El frío viento de Glacerya soplaba suavemente cuando Aysha decidió visitar una vez más a la Vidente de los Hielos Eternos, buscando poner punto final a todo lo que había pasado. Con paso firme entró en el santuario, donde la anciana de ojos blancos ya la esperaba como si hubiera visto su llegada en las corrientes del tiempo.
—He vencido a tu visión —dijo Aysha con orgullo—. Derroté a los rebeldes y el pueblo de Glacerya ha vuelto a prosperar. Tu advertencia no se cumplió.
La vidente soltó una risa tenue, cargada de misterio y melancolía.
—No, hija del hielo… —respondió—. Yo no me refería a esta guerra. Lo que viste fue apenas un preludio. Lo que se acerca… es mucho más grande. Asgard ya ha puesto sus ojos sobre ti.
Aysha frunció el ceño, sin comprender del todo.
—¿Asgard? ¿Por qué?
—Tu orbe, el Glacer —explicó la vidente—. El mismísimo Odín lo desea. Anhela ese poder para dominar no solo Asgard, sino todos los reinos. En cualquier momento, sus ejércitos descenderán sobre Glacerya.

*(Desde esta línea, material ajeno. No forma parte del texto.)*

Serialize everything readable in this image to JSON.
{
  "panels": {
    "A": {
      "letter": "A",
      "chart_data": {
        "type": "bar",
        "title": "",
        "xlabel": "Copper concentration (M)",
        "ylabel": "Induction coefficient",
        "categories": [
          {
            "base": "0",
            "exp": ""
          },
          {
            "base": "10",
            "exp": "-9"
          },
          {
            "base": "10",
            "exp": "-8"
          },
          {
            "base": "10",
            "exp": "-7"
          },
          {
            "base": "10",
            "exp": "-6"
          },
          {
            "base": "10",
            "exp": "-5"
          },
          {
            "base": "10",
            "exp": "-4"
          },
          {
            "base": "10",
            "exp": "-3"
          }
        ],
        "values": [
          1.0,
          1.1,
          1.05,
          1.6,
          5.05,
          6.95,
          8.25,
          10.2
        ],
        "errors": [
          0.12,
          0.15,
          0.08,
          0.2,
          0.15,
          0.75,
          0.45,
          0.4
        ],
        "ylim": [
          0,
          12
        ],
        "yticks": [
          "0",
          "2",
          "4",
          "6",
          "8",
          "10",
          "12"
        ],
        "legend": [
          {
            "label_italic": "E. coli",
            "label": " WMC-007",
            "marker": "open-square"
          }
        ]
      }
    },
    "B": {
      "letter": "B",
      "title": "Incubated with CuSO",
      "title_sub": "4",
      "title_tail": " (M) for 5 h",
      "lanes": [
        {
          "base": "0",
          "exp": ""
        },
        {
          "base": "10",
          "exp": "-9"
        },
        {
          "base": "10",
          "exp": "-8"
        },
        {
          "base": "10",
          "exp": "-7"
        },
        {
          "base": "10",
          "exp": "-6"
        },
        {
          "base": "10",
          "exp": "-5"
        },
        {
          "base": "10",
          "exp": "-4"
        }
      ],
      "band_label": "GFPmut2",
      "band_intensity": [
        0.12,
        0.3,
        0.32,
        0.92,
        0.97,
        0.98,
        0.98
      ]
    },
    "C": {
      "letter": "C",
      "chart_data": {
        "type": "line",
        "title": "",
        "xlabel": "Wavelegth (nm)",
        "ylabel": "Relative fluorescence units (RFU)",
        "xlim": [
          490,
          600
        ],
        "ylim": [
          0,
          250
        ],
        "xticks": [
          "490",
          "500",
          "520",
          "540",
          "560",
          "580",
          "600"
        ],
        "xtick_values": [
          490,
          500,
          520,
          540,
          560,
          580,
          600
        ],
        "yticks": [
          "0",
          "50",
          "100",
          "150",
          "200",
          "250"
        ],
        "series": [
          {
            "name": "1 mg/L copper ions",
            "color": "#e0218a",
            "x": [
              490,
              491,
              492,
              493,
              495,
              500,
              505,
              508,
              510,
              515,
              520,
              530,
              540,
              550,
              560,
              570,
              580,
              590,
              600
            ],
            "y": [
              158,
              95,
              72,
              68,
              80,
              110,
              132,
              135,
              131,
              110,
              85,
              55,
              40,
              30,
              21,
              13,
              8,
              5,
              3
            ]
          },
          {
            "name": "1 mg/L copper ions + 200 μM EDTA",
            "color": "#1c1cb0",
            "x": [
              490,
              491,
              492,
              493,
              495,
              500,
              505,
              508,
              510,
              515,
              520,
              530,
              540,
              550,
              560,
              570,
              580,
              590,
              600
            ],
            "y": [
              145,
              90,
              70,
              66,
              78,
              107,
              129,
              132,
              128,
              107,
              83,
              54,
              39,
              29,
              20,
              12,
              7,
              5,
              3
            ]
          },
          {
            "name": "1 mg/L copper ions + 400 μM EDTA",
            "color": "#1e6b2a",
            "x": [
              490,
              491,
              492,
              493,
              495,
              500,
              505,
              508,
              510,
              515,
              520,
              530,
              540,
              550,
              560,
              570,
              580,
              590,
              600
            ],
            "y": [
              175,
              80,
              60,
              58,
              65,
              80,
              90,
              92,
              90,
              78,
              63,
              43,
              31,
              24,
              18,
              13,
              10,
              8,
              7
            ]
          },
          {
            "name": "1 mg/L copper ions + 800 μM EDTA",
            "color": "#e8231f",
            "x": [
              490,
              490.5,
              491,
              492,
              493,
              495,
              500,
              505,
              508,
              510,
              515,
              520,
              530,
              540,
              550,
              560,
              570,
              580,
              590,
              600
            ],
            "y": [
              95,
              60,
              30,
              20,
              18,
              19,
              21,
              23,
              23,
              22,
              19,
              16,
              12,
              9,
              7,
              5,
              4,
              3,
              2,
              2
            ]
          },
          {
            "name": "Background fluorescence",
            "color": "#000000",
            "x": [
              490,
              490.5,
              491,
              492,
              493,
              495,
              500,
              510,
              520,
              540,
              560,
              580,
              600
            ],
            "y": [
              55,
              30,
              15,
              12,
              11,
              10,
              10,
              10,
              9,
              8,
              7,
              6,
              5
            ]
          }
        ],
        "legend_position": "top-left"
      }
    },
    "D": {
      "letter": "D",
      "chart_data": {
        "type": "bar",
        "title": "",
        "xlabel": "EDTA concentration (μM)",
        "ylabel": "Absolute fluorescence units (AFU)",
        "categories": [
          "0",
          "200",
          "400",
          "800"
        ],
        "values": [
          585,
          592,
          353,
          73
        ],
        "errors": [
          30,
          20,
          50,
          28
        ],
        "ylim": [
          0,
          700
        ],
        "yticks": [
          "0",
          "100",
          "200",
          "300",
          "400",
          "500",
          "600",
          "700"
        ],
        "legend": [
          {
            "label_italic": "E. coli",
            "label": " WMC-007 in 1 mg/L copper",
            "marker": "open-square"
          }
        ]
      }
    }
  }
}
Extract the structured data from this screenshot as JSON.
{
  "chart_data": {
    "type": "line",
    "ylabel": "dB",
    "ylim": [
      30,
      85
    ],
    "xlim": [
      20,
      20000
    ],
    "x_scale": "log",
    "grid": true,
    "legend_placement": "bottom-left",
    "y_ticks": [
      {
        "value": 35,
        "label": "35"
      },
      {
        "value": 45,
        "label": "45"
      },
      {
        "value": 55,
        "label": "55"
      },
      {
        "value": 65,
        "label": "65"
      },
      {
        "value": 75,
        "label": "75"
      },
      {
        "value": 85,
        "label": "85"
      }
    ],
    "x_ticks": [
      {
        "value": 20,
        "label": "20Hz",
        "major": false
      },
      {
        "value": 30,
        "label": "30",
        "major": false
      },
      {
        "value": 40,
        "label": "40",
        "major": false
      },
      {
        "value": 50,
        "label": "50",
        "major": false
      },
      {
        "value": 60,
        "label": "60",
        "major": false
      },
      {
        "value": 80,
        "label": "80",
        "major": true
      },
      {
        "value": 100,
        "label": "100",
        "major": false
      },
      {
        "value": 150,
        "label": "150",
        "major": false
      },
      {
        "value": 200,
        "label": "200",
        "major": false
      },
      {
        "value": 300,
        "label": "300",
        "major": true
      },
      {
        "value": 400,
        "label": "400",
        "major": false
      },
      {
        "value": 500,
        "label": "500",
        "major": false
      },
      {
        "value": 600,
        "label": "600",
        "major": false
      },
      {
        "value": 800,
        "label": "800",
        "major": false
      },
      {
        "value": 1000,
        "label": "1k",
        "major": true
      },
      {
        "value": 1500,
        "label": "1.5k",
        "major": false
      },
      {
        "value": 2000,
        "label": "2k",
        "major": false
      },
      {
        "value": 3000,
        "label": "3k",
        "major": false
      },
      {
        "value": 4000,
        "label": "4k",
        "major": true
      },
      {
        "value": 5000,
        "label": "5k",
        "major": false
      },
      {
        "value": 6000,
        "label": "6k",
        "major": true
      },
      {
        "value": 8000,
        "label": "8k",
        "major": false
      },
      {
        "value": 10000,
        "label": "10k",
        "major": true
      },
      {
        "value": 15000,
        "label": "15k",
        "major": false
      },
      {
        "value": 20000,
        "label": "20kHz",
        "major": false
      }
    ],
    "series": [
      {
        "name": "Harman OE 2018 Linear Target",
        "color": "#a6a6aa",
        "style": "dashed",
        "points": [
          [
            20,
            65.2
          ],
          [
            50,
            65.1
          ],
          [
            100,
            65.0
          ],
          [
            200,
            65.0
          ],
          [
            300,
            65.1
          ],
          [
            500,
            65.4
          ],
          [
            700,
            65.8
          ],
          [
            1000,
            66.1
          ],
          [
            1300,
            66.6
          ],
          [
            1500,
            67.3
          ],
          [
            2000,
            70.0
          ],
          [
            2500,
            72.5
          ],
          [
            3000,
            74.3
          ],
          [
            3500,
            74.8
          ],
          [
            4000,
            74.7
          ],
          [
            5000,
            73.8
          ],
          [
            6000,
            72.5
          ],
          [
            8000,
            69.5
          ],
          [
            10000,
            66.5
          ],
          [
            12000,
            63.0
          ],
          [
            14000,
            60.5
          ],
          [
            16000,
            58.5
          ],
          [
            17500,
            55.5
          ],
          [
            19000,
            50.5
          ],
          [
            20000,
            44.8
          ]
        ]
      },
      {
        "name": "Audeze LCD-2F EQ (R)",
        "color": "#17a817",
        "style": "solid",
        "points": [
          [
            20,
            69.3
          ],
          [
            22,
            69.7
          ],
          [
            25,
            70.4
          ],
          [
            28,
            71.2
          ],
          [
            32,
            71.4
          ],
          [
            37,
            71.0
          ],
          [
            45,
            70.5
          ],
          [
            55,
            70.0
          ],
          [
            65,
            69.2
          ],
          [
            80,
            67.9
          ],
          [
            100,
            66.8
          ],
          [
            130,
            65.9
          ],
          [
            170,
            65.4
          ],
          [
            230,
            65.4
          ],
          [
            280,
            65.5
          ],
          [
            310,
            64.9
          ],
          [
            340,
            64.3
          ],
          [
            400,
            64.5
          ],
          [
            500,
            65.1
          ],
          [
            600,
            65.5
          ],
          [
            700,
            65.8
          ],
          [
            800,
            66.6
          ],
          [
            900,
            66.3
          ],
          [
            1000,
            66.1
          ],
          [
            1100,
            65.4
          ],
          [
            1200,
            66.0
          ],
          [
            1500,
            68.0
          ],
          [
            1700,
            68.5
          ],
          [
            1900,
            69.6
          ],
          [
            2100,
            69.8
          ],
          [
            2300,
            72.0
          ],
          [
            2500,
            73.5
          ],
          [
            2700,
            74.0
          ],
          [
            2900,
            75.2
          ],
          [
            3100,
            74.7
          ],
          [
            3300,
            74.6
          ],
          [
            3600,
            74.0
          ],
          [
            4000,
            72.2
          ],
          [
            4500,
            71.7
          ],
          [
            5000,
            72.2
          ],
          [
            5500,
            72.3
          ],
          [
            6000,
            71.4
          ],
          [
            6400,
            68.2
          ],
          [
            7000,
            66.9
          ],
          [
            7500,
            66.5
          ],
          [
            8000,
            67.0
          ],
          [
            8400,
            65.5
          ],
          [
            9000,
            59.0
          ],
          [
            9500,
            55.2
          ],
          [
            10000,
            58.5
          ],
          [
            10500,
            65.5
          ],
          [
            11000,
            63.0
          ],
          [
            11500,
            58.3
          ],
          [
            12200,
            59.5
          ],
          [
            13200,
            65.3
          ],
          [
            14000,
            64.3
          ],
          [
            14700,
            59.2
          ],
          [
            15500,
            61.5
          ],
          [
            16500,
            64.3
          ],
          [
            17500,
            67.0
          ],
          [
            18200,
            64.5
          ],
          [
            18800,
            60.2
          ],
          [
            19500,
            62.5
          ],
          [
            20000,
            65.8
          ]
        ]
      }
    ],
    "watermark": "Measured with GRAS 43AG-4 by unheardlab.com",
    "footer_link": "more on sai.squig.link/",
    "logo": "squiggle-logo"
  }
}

Un silencio helado invadió la sala. El corazón de Aysha se endureció al escuchar aquel nombre, consciente de que su victoria sobre la Escarcha Soberana había sido apenas el inicio de un desafío aún más colosal.
De pronto, un destello azul iluminó el lugar. Un holograma apareció frente a ella: era Artemis, la diosa cazadora. Su semblante se veía preocupado.
—Aysha… no hay tiempo —dijo con urgencia—. Mi padre, Zeus, está en problemas. Ha surgido un ente oscuro que lo consume desde las sombras, y no solo a él: está afectando a otros dioses. Kael, Ares… incluso Odín siente su influencia. Todo el panteón corre peligro.
Aysha cerró los ojos, respiró hondo y apretó sus manos alrededor del orbe Glacer, que vibró con una luz tenue como respondiendo a la llamada de lo que vendría.
El hielo de Glacerya parecía quebrarse bajo sus pies, pero en su interior, Aysha sabía que la verdadera guerra apenas comenzaba.